According to the Sunday Times, the Bank of England is going to respond by cutting its own growth forecast for the year from 1.9 per cent to 1.5 per cent.
Behind the headline numbers there is more cause for concern. Consumers have been borrowing to sustain their lifestyles in the last year or so, but there are signs that they are exhausting their credit appetites or limits. Credit card borrowing actually went backwards in March and in the corporate sector there are constant reports that marginal borrowers, such as cranky old retailers, are going bust.
The Government’s mismanagement of the housing market is also starting to reveal itself. Its Help to Buy scheme has encouraged more than 100,000 first time buyers to acquire homes with a tiny 5 per cent deposit, accompanied by an equity loan of up to 40 per cent from a quango called Homes England.
The equity loan carries no interest for the initial five years, and thereafter it charges a fee of 1.75 per cent, rising by RPI plus 1 per cent per year. The first cohort going through the system, who bought their homes in 2013, are now paying these fees while at the same time the Government is trying to sell the loan book to private investors.
There is one big problem. Help to Buy artificially inflated the price of homes and now prices are slipping in some parts of the country, notably London, where the ONS says they fell 1 per cent last month. If a house price correction gathers pace, those little stubs of equity could be wiped out or dented. The proper response ought to be for Help to Buyers to refinance. But how can they do that if house prices are dropping and they have negative equity? No wonder consumers are feeling the strain.
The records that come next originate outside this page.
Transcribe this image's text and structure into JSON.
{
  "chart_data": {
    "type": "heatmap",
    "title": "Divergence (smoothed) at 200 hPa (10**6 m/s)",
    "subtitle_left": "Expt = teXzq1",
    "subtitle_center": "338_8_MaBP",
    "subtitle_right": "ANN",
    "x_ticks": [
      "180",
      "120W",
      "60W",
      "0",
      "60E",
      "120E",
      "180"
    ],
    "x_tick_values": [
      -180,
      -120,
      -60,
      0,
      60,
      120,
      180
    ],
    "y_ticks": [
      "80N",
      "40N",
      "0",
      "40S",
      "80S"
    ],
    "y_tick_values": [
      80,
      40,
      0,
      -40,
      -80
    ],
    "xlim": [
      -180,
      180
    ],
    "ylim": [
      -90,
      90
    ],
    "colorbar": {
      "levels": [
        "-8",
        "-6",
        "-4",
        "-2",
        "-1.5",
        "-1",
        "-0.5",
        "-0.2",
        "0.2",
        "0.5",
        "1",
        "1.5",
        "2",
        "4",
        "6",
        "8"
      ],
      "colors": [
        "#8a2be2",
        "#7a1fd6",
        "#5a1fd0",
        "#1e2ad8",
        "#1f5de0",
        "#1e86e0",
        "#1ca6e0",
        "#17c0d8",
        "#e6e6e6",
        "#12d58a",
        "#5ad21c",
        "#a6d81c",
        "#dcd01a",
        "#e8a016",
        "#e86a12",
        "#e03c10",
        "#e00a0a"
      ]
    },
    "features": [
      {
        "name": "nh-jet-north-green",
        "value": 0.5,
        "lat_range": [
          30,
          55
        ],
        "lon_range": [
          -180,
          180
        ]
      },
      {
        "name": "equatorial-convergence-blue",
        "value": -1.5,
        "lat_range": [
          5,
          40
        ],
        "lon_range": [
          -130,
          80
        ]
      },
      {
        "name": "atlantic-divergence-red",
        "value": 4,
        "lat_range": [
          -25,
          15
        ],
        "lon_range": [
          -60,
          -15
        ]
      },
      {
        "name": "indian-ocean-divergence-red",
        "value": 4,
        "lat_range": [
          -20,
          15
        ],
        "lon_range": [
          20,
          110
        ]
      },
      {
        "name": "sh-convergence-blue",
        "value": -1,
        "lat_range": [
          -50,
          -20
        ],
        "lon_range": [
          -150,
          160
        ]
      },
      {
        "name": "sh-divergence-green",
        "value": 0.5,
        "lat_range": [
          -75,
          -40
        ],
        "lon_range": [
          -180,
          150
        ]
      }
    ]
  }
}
In further news to cheer us all up, Donald Trump’s row with Iran has elevated the oil price to $77 a barrel at the time of writing, a four-year high. I went past a petrol pump showing 130p a litre for the first time in ages this week. Rising petrol prices will, I am afraid, cause another jump in inflation. Let’s hope Iran sees sense and comes to a deal with the American president soon.
What are the causes of this British economic malaise? Leaving aside the policy missteps by the Government, notably in loading up millennials with crippling debts via high-interest student and housing loans, it doesn’t take a genius to work it out: Brexit.
I don’t just mean the referendum itself, which was bound to create short-term volatility and weakness in the pound as the exchange rate adjusted to the uncertainty. What I am talking about is the irresponsible infighting in Westminster, both in Parliament and the Cabinet. Plainly, Brexit presents both risks and opportunities, but we cannot mitigate the risks or take the opportunities, and markets and businesses cannot adjust, if we do not know what sort of Brexit we are going to have or when we are going to have it.
On the one hand we have the extreme Remainers, evidently delighting in their ability to trip up the Government. Like Lenin, they believe “the worse, the better.” On the other, we have extreme Brexiteers, seemingly incapable of conceding that Brexit contains any sort of risks whatsoever. In the middle sit Number 10 and the Treasury, so paralysed by the process that they are apparently incapable of undertaking any meaningful economic reform.
As a consequence, whatever your point of view, there is an undeniable opportunity cost to Brexit of deferred economic growth as business decisions are delayed. Like the voters, international investors watch the spectacle of Westminster with increasing alarm. A recent survey of fund managers found that the FTSE 100 – which has underperformed other developed markets in recent years – was the least attractive global asset class.
The shunning of UK-quoted companies is also reflected in the foreign direct investment numbers, published by the OECD last week, which showed a dramatic 90 per cent drop in investment in the UK to only £15.1bn last year.
It does not need to be like this. We should be exploiting low interest rates and our deep capital markets to finance an investment boom and, like it or loathe it, Brexit should be a catalyst for urgent economic reform. Sadly, those squabbling in Westminster either do not know what damage they are doing or do know and don’t care.